House debates

Wednesday, 28 November 2018

Bills

Higher Education Support Amendment (VET FEE-HELP Student Protection) Bill 2018; Second Reading

12:08 pm

Photo of Bert Van ManenBert Van Manen (Forde, Liberal Party) Share this | Hansard source

As much as I like the member for Scullin and there are some things in his contribution I would agree with, there are other things I would readily disagree with. But that's the nature of this place. I will agree with the member for Scullin that vocational education and training is incredibly important for our economy.

As I go around my electorate to the various manufacturing businesses and other businesses in my electorate, I talk to many people in those businesses that have been there for many, many years. They all have one thing in common: they started in those businesses as apprentices. They did their apprenticeship, they built their skills, they built their knowledge and they gained a long-time profession as a result. We don't often talk about people with trade and vocational skills as professionals, but I think it's fair to say that we probably should, because there are many skilled and talented people out there with vocational training and skills that are highly qualified in their particular trade, and our economy wouldn't function without those skills.

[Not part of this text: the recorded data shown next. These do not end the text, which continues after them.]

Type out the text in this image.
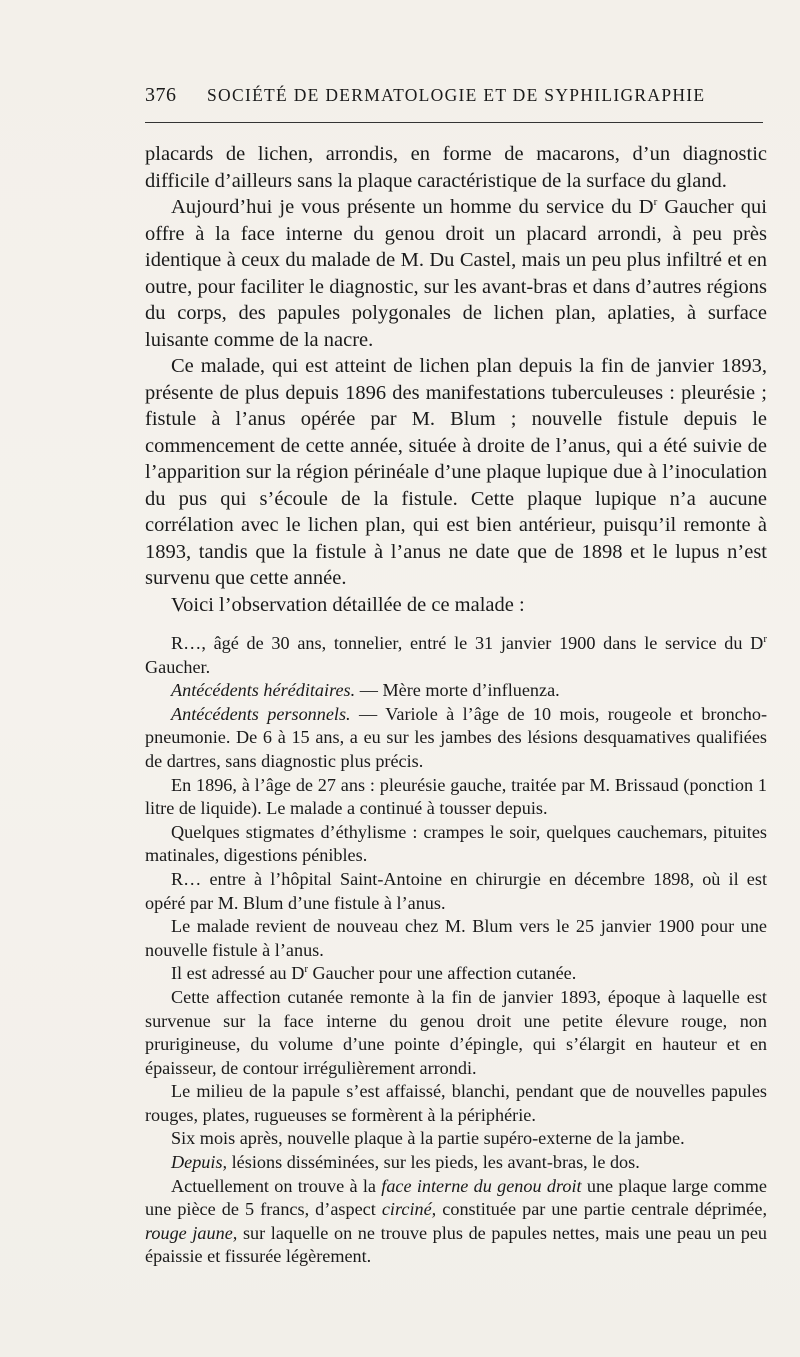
376 SOCIÉTÉ DE DERMATOLOGIE ET DE SYPHILIGRAPHIE

placards de lichen, arrondis, en forme de macarons, d’un diagnostic difficile d’ailleurs sans la plaque caractéristique de la surface du gland.

Aujourd’hui je vous présente un homme du service du $D^r$ Gaucher qui offre à la face interne du genou droit un placard arrondi, à peu près identique à ceux du malade de M. Du Castel, mais un peu plus infiltré et en outre, pour faciliter le diagnostic, sur les avant-bras et dans d’autres régions du corps, des papules polygonales de lichen plan, aplaties, à surface luisante comme de la nacre.

Ce malade, qui est atteint de lichen plan depuis la fin de janvier 1893, présente de plus depuis 1896 des manifestations tuberculeuses : pleurésie ; fistule à l’anus opérée par M. Blum ; nouvelle fistule depuis le commencement de cette année, située à droite de l’anus, qui a été suivie de l’apparition sur la région périnéale d’une plaque lupique due à l’inoculation du pus qui s’écoule de la fistule. Cette plaque lupique n’a aucune corrélation avec le lichen plan, qui est bien antérieur, puisqu’il remonte à 1893, tandis que la fistule à l’anus ne date que de 1898 et le lupus n’est survenu que cette année.

Voici l’observation détaillée de ce malade :

R…, âgé de 30 ans, tonnelier, entré le 31 janvier 1900 dans le service du $D^r$ Gaucher.

Antécédents héréditaires. — Mère morte d’influenza.

Antécédents personnels. — Variole à l’âge de 10 mois, rougeole et broncho-pneumonie. De 6 à 15 ans, a eu sur les jambes des lésions desquamatives qualifiées de dartres, sans diagnostic plus précis.

En 1896, à l’âge de 27 ans : pleurésie gauche, traitée par M. Brissaud (ponction 1 litre de liquide). Le malade a continué à tousser depuis.

Quelques stigmates d’éthylisme : crampes le soir, quelques cauchemars, pituites matinales, digestions pénibles.

R… entre à l’hôpital Saint-Antoine en chirurgie en décembre 1898, où il est opéré par M. Blum d’une fistule à l’anus.

Le malade revient de nouveau chez M. Blum vers le 25 janvier 1900 pour une nouvelle fistule à l’anus.

Il est adressé au $D^r$ Gaucher pour une affection cutanée.

Cette affection cutanée remonte à la fin de janvier 1893, époque à laquelle est survenue sur la face interne du genou droit une petite élevure rouge, non prurigineuse, du volume d’une pointe d’épingle, qui s’élargit en hauteur et en épaisseur, de contour irrégulièrement arrondi.

Le milieu de la papule s’est affaissé, blanchi, pendant que de nouvelles papules rouges, plates, rugueuses se formèrent à la périphérie.

Six mois après, nouvelle plaque à la partie supéro-externe de la jambe.

Depuis, lésions disséminées, sur les pieds, les avant-bras, le dos.

Actuellement on trouve à la face interne du genou droit une plaque large comme une pièce de 5 francs, d’aspect circiné, constituée par une partie centrale déprimée, rouge jaune, sur laquelle on ne trouve plus de papules nettes, mais une peau un peu épaissie et fissurée légèrement.
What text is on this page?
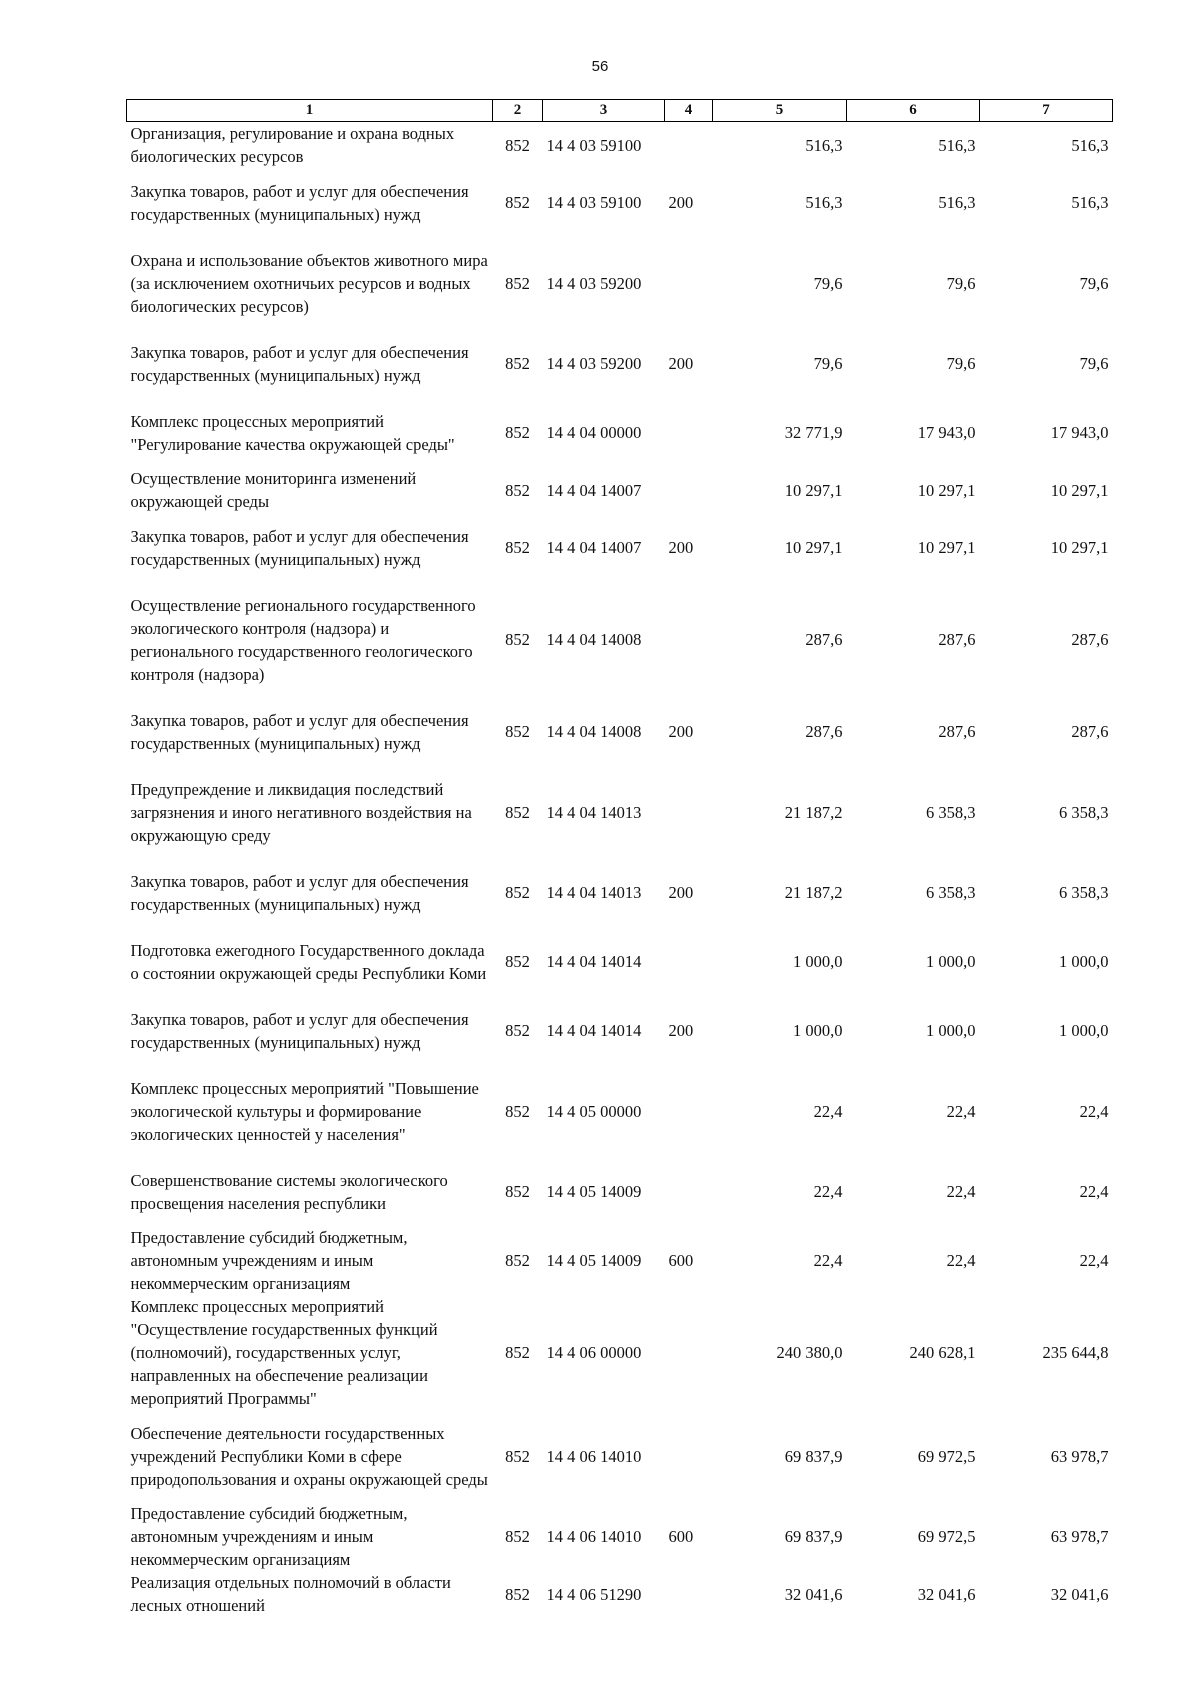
56
1	2	3	4	5	6	7
Организация, регулирование и охрана водных биологических ресурсов	852	14 4 03 59100		516,3	516,3	516,3
Закупка товаров, работ и услуг для обеспечения государственных (муниципальных) нужд	852	14 4 03 59100	200	516,3	516,3	516,3
Охрана и использование объектов животного мира (за исключением охотничьих ресурсов и водных биологических ресурсов)	852	14 4 03 59200		79,6	79,6	79,6
Закупка товаров, работ и услуг для обеспечения государственных (муниципальных) нужд	852	14 4 03 59200	200	79,6	79,6	79,6
Комплекс процессных мероприятий "Регулирование качества окружающей среды"	852	14 4 04 00000		32 771,9	17 943,0	17 943,0
Осуществление мониторинга изменений окружающей среды	852	14 4 04 14007		10 297,1	10 297,1	10 297,1
Закупка товаров, работ и услуг для обеспечения государственных (муниципальных) нужд	852	14 4 04 14007	200	10 297,1	10 297,1	10 297,1
Осуществление регионального государственного экологического контроля (надзора) и регионального государственного геологического контроля (надзора)	852	14 4 04 14008		287,6	287,6	287,6
Закупка товаров, работ и услуг для обеспечения государственных (муниципальных) нужд	852	14 4 04 14008	200	287,6	287,6	287,6
Предупреждение и ликвидация последствий загрязнения и иного негативного воздействия на окружающую среду	852	14 4 04 14013		21 187,2	6 358,3	6 358,3
Закупка товаров, работ и услуг для обеспечения государственных (муниципальных) нужд	852	14 4 04 14013	200	21 187,2	6 358,3	6 358,3
Подготовка ежегодного Государственного доклада о состоянии окружающей среды Республики Коми	852	14 4 04 14014		1 000,0	1 000,0	1 000,0
Закупка товаров, работ и услуг для обеспечения государственных (муниципальных) нужд	852	14 4 04 14014	200	1 000,0	1 000,0	1 000,0
Комплекс процессных мероприятий "Повышение экологической культуры и формирование экологических ценностей у населения"	852	14 4 05 00000		22,4	22,4	22,4
Совершенствование системы экологического просвещения населения республики	852	14 4 05 14009		22,4	22,4	22,4
Предоставление субсидий бюджетным, автономным учреждениям и иным некоммерческим организациям	852	14 4 05 14009	600	22,4	22,4	22,4
Комплекс процессных мероприятий "Осуществление государственных функций (полномочий), государственных услуг, направленных на обеспечение реализации мероприятий Программы"	852	14 4 06 00000		240 380,0	240 628,1	235 644,8
Обеспечение деятельности государственных учреждений Республики Коми в сфере природопользования и охраны окружающей среды	852	14 4 06 14010		69 837,9	69 972,5	63 978,7
Предоставление субсидий бюджетным, автономным учреждениям и иным некоммерческим организациям	852	14 4 06 14010	600	69 837,9	69 972,5	63 978,7
Реализация отдельных полномочий в области лесных отношений	852	14 4 06 51290		32 041,6	32 041,6	32 041,6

This bill is the result of having to fix a mess that was initially created by those opposite with the changes they made in 2012. It's interesting to reflect on the comments from the Australian National Audit Office in its 2016 audit of the VET FEE-HELP scheme, in which they characterised the amendment made by those opposite in 2012 as 'heavily supporting growth in the VET sector, while providing insufficient safeguards for students from misleading and deceptive conduct and inadequate monitoring, investigation and payment controls for poor or noncompliance by those same providers'. So this is just the latest in a tranche of bills in this space which have sought to clean up the mess created by those opposite as a result of those 2012 changes. This bill is designed to ensure that we relieve those students who were ripped off by those dodgy providers, by having their debts cancelled so they don't have to repay those debts.

We should recognise that, whilst there are those who have done the wrong thing by students, there are still many high-quality VET organisations in our community and in our country. Our vocational education training sector is world class. It serves millions of Australians, providing them with valuable qualifications but it also contributes $5 million of export income to the Australian economy. But, disappointingly, all too often, the achievements of those in the sector are overlooked because of the small number of providers who have done the wrong thing by students and Australian taxpayers.

Sadly, there were one or two of those in my electorate of Forde. Equally, there are some great organisations, who work very closely with our schools to ensure that the students at school who have a desire to follow a trade or a vocational pathway have the relevant opportunities and training available to them. Far too often we speak about schools in the context of those who seek to follow an academic or tertiary education path and we don't speak often enough about the students in our schools who, if you put a screwdriver or a hammer or a tool in their hand, light up with joy at being able to do a vocational trade.

We see every day as we drive around our electorates the importance of those trade skills. Think about the offices in this building for example. If it wasn't for the skilled tradespeople in our economy, we wouldn't have buildings such as this. Think about the mechanics that repair our vehicles. Think about our electricians, carpenters, bricklayers, tilers, hairdressers—any range of skills and occupations that we see across our economy and across our communities every single day. We sometimes forget that they had to go through a training course to develop those skills.

That is why it's so important that, with the series of bills that we have passed over the past couple of years, we seek to ensure that this sector is well regulated and ensure that those students who want to follow those paths are not ripped off and get the training necessary to ensure they develop the skills to follow the profession that they wish to follow.

As I said, the bill will provide a remedy for students who incurred a VET FEE-HELP debt through the inappropriate conduct of those VET providers and their agents. It will introduce a new discretionary power to enable the secretary of the department administered by the minister administering the Higher Education Support Act 2003 to recredit a person's FEE-HELP balance where the person incurred a VET FEE-HELP debt as a result of inappropriate conduct by a VET provider or its agent. In facilitating these amendments to the VET guidelines, a legislative instrument will be made by the minister. It will empower the Commonwealth to recover from the VET provider an amount that is equivalent to the debt remitted in circumstances where the VET provider treated a student as entitled to VET FEE-HELP assistance where they were not entitled to it.

At the end of the day, we're talking about students who have incurred a debt for no good reason, because they were ripped off. We're seeking to have these matters resolved by 31 December 2020—hopefully, I would say, before. An important feature is that the bill provides flexibility for VET guidelines to prescribe a later date which also allows appropriate management of costs and resourcing. As I said at the outset, one of the reasons why this is important is that we want to see and want to ensure that we have a robust, long-term, sustainable VET sector to ensure that those people who want to follow that path have the opportunity to do so.

Disappointingly, it's another example of having to tidy up the mess left by those opposite when they were last in government. Most importantly, we're ensuring that vulnerable Australians who were ripped off have their debts cancelled and can get on with their lives and have confidence in the vocational education and training sector. I commend this bill in its original form to the House.